Labour wants to keep nuclear weapons because in spite of it s general image as a Party against them its leadership has always been in favour of nuclear weapons policies since the leadership of Hugh Gaitskell in the early 1960s. Modernization of nuclear systems have been carried out nunder Labour governments.

The decision to deploy American cruise missiles in the UK in 1979 may have been a Thatcher decision, but the original agreement with the United States to bring them to the UK was made by the Callaghan Labour government in March – two months before the Tories got in that Spring.

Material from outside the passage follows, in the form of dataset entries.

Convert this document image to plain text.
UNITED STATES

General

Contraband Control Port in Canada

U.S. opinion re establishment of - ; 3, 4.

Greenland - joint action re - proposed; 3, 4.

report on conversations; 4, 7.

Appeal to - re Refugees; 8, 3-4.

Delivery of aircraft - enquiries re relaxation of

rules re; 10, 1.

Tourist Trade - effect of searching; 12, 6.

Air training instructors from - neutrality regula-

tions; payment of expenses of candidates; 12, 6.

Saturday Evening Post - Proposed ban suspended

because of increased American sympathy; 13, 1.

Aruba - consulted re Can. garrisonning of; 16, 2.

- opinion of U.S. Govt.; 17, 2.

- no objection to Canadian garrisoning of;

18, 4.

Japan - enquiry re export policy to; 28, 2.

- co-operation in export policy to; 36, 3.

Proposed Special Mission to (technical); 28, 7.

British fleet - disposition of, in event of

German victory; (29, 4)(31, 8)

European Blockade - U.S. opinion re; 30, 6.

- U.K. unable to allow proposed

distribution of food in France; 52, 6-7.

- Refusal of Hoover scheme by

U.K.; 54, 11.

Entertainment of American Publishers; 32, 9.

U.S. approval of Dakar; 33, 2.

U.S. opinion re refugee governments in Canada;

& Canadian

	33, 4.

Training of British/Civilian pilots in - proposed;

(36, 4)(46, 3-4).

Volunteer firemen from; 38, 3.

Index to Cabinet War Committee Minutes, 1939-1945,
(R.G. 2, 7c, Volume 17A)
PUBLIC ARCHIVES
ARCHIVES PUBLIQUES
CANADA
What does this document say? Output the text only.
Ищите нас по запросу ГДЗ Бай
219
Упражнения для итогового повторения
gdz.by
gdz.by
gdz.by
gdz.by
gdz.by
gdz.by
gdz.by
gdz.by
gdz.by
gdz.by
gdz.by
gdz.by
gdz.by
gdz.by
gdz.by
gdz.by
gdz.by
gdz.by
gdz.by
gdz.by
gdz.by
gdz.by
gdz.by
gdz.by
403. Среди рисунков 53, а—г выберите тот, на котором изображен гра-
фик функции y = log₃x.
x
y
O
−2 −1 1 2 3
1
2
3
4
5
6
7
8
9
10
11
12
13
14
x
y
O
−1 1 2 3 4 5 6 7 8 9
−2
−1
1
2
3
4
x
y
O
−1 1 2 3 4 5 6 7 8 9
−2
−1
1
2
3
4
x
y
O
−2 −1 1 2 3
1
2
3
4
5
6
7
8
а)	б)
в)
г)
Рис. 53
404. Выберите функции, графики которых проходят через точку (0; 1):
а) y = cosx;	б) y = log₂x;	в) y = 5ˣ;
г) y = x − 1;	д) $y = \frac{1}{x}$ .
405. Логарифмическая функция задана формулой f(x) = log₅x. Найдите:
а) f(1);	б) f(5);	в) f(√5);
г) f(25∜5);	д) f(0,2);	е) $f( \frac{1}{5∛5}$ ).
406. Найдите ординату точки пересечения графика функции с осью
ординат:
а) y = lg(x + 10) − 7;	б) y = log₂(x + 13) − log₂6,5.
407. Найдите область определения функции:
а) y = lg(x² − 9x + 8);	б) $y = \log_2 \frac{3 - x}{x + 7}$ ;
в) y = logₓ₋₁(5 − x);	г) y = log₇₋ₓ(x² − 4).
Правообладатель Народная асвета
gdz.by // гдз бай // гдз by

The LibDems have been the Party against the deployment of nuclear weapons. Today they publicly agree to stay a nuclear power because that’s the only way they see of staying in government. No point in voting for them if you’re looking for the obvious solution for the appalling A&E system. (Trident costs = A&E costs for 20 years. You choose.)

The government is thinking about Trident because the present system of aging submarines and out-dated missiles will need replacing in about ten years or so. The first replacement should, if that’s the way the UK goes, should be in service by about 2028.

The system works its theoretical task with four boats each with 16 missiles carrying multiple re-entry warheads. A crude illustration would imagine a missile launch from somewhere deep in an ocean, going into orbit, re-entering the earths atmosphere and multiple warheads descending like a cascade onto more than one target.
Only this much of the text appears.